Miguel is ten years old. He is currently being held at a for-profit detention center in Karnes County, Texas, presumably because his family attempted to cross the US-Mexico border without permission. From the outside, it’s difficult to know much more about Miguel’s life. To most people, he’s invisible.
But organizers at CultureStrike, a national pro-migrant arts organization based in downtown Oakland, are working with artists from all over the country to change that.
Attorneys working with End Family Detention, an organization that advocates for detained migrant families, are in contact with Miguel through letters. To raise awareness about the people being held inside detention centers and the conditions they’re experiencing, End Family publishes detainees’ letters online. Miguel’s reads: “They go through our drawers just like a prisoner. Sometimes they treat us with kindness, but other times they don’t treat us well … In the beginning you eat the food, but later you don’t anymore, because it’s always the same.”

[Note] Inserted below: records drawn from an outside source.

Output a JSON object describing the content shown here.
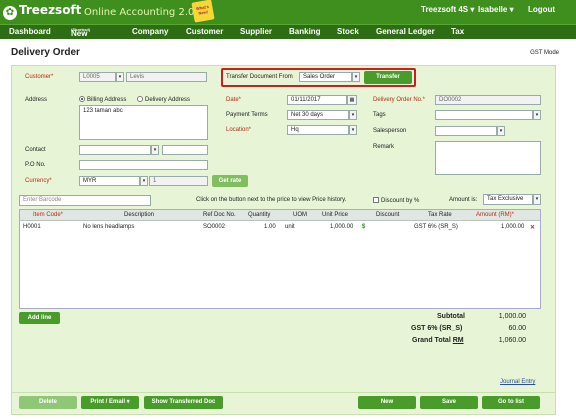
{
  "app": {
    "brand": "Treezsoft",
    "product": "Online Accounting 2.0",
    "badge": "What's New!",
    "company": "Treezsoft 4S",
    "user": "Isabelle",
    "logout": "Logout"
  },
  "nav": [
    "Dashboard",
    "New",
    "(Shortcut)",
    "Company",
    "Customer",
    "Supplier",
    "Banking",
    "Stock",
    "General Ledger",
    "Tax"
  ],
  "page": {
    "title": "Delivery Order",
    "mode": "GST Mode"
  },
  "form": {
    "customer_label": "Customer*",
    "customer_code": "L0005",
    "customer_name": "Levis",
    "transfer_label": "Transfer Document From",
    "transfer_value": "Sales Order",
    "transfer_button": "Transfer",
    "address_label": "Address",
    "billing_radio": "Billing Address",
    "delivery_radio": "Delivery Address",
    "address_value": "123 taman abc",
    "date_label": "Date*",
    "date_value": "01/11/2017",
    "terms_label": "Payment Terms",
    "terms_value": "Net 30 days",
    "location_label": "Location*",
    "location_value": "Hq",
    "do_no_label": "Delivery Order No.*",
    "do_no_value": "DO0002",
    "tags_label": "Tags",
    "salesperson_label": "Salesperson",
    "remark_label": "Remark",
    "contact_label": "Contact",
    "po_label": "P.O No.",
    "currency_label": "Currency*",
    "currency_value": "MYR",
    "rate_value": "1",
    "get_rate": "Get rate",
    "barcode_placeholder": "Enter Barcode",
    "price_hint": "Click on the button next to the price to view Price history.",
    "discount_pct": "Discount by %",
    "amount_is_label": "Amount is:",
    "amount_is_value": "Tax Exclusive"
  },
  "table": {
    "headers": [
      "Item Code*",
      "Description",
      "Ref Doc No.",
      "Quantity",
      "UOM",
      "Unit Price",
      "Discount",
      "Tax Rate",
      "Amount (RM)*"
    ],
    "rows": [
      {
        "item": "H0001",
        "desc": "No lens headlamps",
        "ref": "SO0002",
        "qty": "1.00",
        "uom": "unit",
        "price": "1,000.00",
        "discount": "",
        "tax": "GST 6% (SR_S)",
        "amount": "1,000.00"
      }
    ]
  },
  "add_line": "Add line",
  "totals": {
    "subtotal_label": "Subtotal",
    "subtotal": "1,000.00",
    "gst_label": "GST 6% (SR_S)",
    "gst": "60.00",
    "grand_label": "Grand Total",
    "grand_currency": "RM",
    "grand": "1,060.00"
  },
  "journal_entry": "Journal Entry",
  "footer": {
    "delete": "Delete",
    "print": "Print / Email",
    "show": "Show Transferred Doc",
    "new": "New",
    "save": "Save",
    "goto": "Go to list"
  },
  "colors": {
    "brand_green": "#3f8f1f",
    "nav_green": "#2d6e14",
    "panel": "#e7f4d6",
    "highlight": "#c91f1f"
  }
}
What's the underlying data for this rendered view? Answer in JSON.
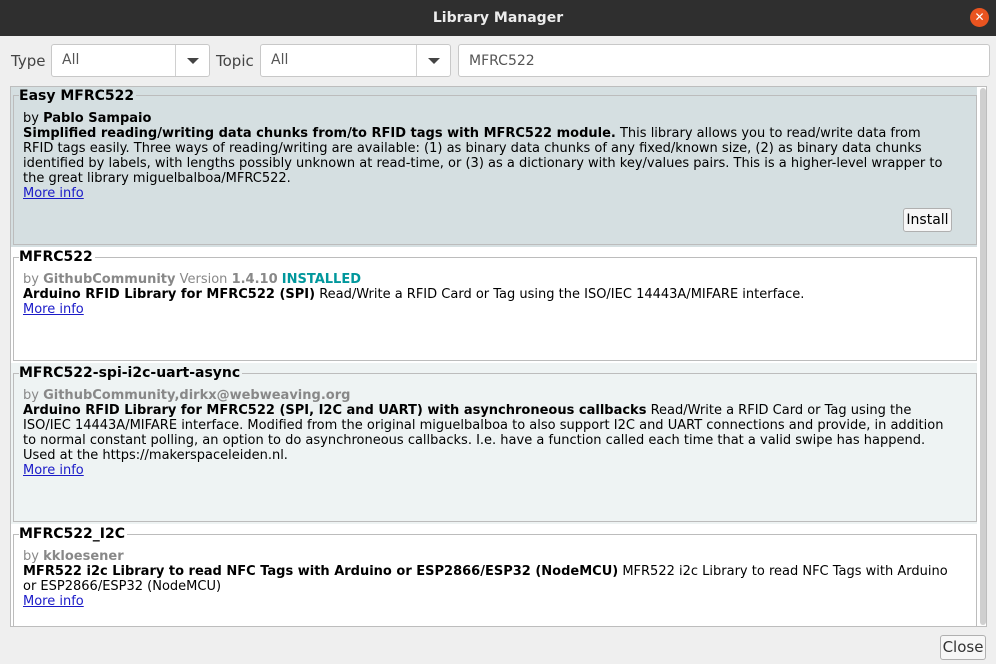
{
  "window": {
    "title": "Library Manager",
    "close_symbol": "✕"
  },
  "filters": {
    "type_label": "Type",
    "type_value": "All",
    "topic_label": "Topic",
    "topic_value": "All",
    "search_value": "MFRC522"
  },
  "libraries": [
    {
      "name": "Easy MFRC522",
      "by_label": "by",
      "author": "Pablo Sampaio",
      "summary": "Simplified reading/writing data chunks from/to RFID tags with MFRC522 module.",
      "description": " This library allows you to read/write data from RFID tags easily. Three ways of reading/writing are available: (1) as binary data chunks of any fixed/known size, (2) as binary data chunks identified by labels, with lengths possibly unknown at read-time, or (3) as a dictionary with key/values pairs. This is a higher-level wrapper to the great library miguelbalboa/MFRC522.",
      "more_info": "More info",
      "install_label": "Install"
    },
    {
      "name": "MFRC522",
      "by_label": "by",
      "author": "GithubCommunity",
      "version_label": "Version",
      "version": "1.4.10",
      "status": "INSTALLED",
      "summary": "Arduino RFID Library for MFRC522 (SPI)",
      "description": " Read/Write a RFID Card or Tag using the ISO/IEC 14443A/MIFARE interface.",
      "more_info": "More info"
    },
    {
      "name": "MFRC522-spi-i2c-uart-async",
      "by_label": "by",
      "author": "GithubCommunity,dirkx@webweaving.org",
      "summary": "Arduino RFID Library for MFRC522 (SPI, I2C and UART) with asynchroneous callbacks",
      "description": " Read/Write a RFID Card or Tag using the ISO/IEC 14443A/MIFARE interface. Modified from the original miguelbalboa to also support I2C and UART connections and provide, in addition to normal constant polling, an option to do asynchroneous callbacks. I.e. have a function called each time that a valid swipe has happend. Used at the https://makerspaceleiden.nl.",
      "more_info": "More info"
    },
    {
      "name": "MFRC522_I2C",
      "by_label": "by",
      "author": "kkloesener",
      "summary": "MFR522 i2c Library to read NFC Tags with Arduino or ESP2866/ESP32 (NodeMCU)",
      "description": " MFR522 i2c Library to read NFC Tags with Arduino or ESP2866/ESP32 (NodeMCU)",
      "more_info": "More info"
    }
  ],
  "footer": {
    "close_label": "Close"
  },
  "colors": {
    "titlebar": "#2f2f2f",
    "close_accent": "#e95420",
    "selected_row": "#d5dfe1",
    "alt_row": "#eef3f3",
    "installed": "#00979c",
    "link": "#1a1ac8"
  }
}
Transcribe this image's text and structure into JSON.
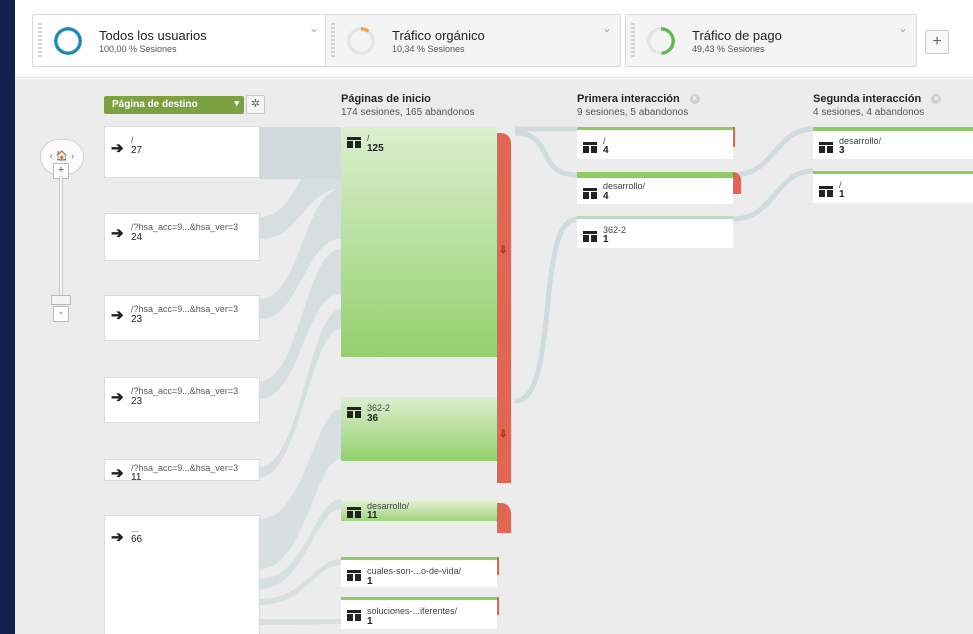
{
  "segments": [
    {
      "name": "Todos los usuarios",
      "sub": "100,00 % Sesiones",
      "ring_color": "#1a8ab8",
      "ring_fraction": 1.0
    },
    {
      "name": "Tráfico orgánico",
      "sub": "10,34 % Sesiones",
      "ring_color": "#f29e4c",
      "ring_fraction": 0.1034
    },
    {
      "name": "Tráfico de pago",
      "sub": "49,43 % Sesiones",
      "ring_color": "#5fba4d",
      "ring_fraction": 0.4943
    }
  ],
  "segment_add_label": "+",
  "segment_chevron": "⌄",
  "dimension_select": {
    "label": "Página de destino",
    "caret": "▾"
  },
  "gear_glyph": "✲",
  "columns": {
    "start": {
      "title": "Páginas de inicio",
      "sub": "174 sesiones, 165 abandonos"
    },
    "first": {
      "title": "Primera interacción",
      "sub": "9 sesiones, 5 abandonos"
    },
    "second": {
      "title": "Segunda interacción",
      "sub": "4 sesiones, 4 abandonos"
    }
  },
  "column_close": "×",
  "nav": {
    "home": "‹ 🏠 ›",
    "zoom_in": "+",
    "zoom_out": "-"
  },
  "sources": [
    {
      "label": "/",
      "value": "27"
    },
    {
      "label": "/?hsa_acc=9...&hsa_ver=3",
      "value": "24"
    },
    {
      "label": "/?hsa_acc=9...&hsa_ver=3",
      "value": "23"
    },
    {
      "label": "/?hsa_acc=9...&hsa_ver=3",
      "value": "23"
    },
    {
      "label": "/?hsa_acc=9...&hsa_ver=3",
      "value": "11"
    },
    {
      "label": "...",
      "value": "66"
    }
  ],
  "source_arrow": "➔",
  "start_pages": [
    {
      "label": "/",
      "value": "125"
    },
    {
      "label": "362-2",
      "value": "36"
    },
    {
      "label": "desarrollo/",
      "value": "11"
    },
    {
      "label": "cuales-son-...o-de-vida/",
      "value": "1"
    },
    {
      "label": "soluciones-...iferentes/",
      "value": "1"
    }
  ],
  "first_interaction": [
    {
      "label": "/",
      "value": "4"
    },
    {
      "label": "desarrollo/",
      "value": "4"
    },
    {
      "label": "362-2",
      "value": "1"
    }
  ],
  "second_interaction": [
    {
      "label": "desarrollo/",
      "value": "3"
    },
    {
      "label": "/",
      "value": "1"
    }
  ],
  "dropoff_glyph": "⇩",
  "colors": {
    "node_green": "#8ccc63",
    "dropoff_red": "#e06552",
    "link_gray": "#cdd8da",
    "accent_green": "#7ca13f"
  }
}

Many Americans don’t think about the existence of immigration detention centers, or the fact that most of them are owned by private companies, such as Corrections Corporation of America and the GEO Group, Inc. According to CultureStrike, the last few years have seen a surge in Central American families attempting to flee violence in their home countries by seeking refuge in the United States. But those who make it to the border often get detained, with little or no legal counsel, until immigration officials determine whether they will be deported.
At the beginning of this year, organizers at CultureStrike visited a detention center in Arizona, much like the one that Miguel is being held in. CultureStrike’s artist program manager, Julio Salgado, was among the group. He was immediately struck by the detainee’s reliance on letter-writing, a medium that seemed unfairly archaic and inefficient in today’s world of fast-paced communication. “For folks who are in detention, writing letters is so necessary,” said Salgado in a recent interview. “It’s the one thing that they can use to communicate with organizations that will help them with their cases.” While visiting, Salgado learned about End Family Detention, and realized that he could bring extra attention to the letters they were posting by pairing artists with the authors to create illustrated versions.
Thus, the project Visions from the Inside came to be. Salgado handpicked fifteen artists from all over the country and sent each one a link to a letter. The artists were asked to provide a mock-up of an illustration inspired by the letter and a paragraph about their approach to interpreting it, which was then sent to the detainees through an attorney and returned with feedback.
For the past two weeks, CultureStrike has been releasing one illustration a day on the project website (VisionsFromTheInside.Tumblr.com), with an artist statement, an excerpt from the letter, and a link to the full, scanned version of the handwritten note. By August 14, all fifteen illustrations will be available online. The goal is to force people to recognize the prison-like conditions of detention centers, and to see migrants as people, not numbers. “You can’t believe that this is happening in our own backyard, and a lot of people have no idea that this happening,” said Salgado.
Artist Robert Trujillo, an Oakland native, was paired with Miguel for the project. His illustration is packed with imagery: a two-faced guard, children cramped into a small sleeping space, overlapping trays of unappetizing food, and rows of prison-like garments. He hoped to evoke the letter’s sense of entrapment and loss of autonomy in a visually captivating way. “As a visual artist, you’re in a visual war against people who are putting out propaganda, people who are putting up misinformation, people who are regurgitating what’s been said to them,” he said. “So when you come to [audiences] with an image that contradicts that … it has to be done in a clever, eye-catching way.”
Salgado also stressed that the project is not only about sharing stories, it’s also about using those stories to counter the dominant narrative around migration. At a time when prominent figures such as Donald Trump are referring to undocumented immigrants as rapists and criminals, combating those perspectives is especially vital, Salgado pointed out. “If we don’t counter that with images, with our stories, even with movies — wherever people get culture — it’s always going to be that way.”
While Trujillo was paired with a child, many of the other artists, including Berkeley artist Micah Bazant, were paired with mothers. Bazant’s piece depicts a detained mother surrounded by illustrations that allude to a long history of violent colonization. Because media discourse about migrants rarely ventures beyond their arrival in the United States, Bazant’s piece is an attempt to honor that historical context and view the author’s story in a way that doesn’t emerge from a North-American perspective.
Salgado required all of the artists involved to engage in an educational session about migration issues and detention centers at the beginning of the project. He wanted to ensure that all the artists were informed about the realities of migrant detainment, to make sure that the work was a collaboration that showcased the stories of the detainees rather than co-opted them for a personal creative vision. “I really encouraged the artists to think about the journey of the mothers in terms of what it takes to make that trip, what it takes to pick up your life and go to another country in order to escape whatever you’re escaping from in your own country,” said Salgado. “In a lot of cases, we feel sorry for the mothers, but in reality, they’re fighting back from detention, they’re writing those letters. … They have their stories.”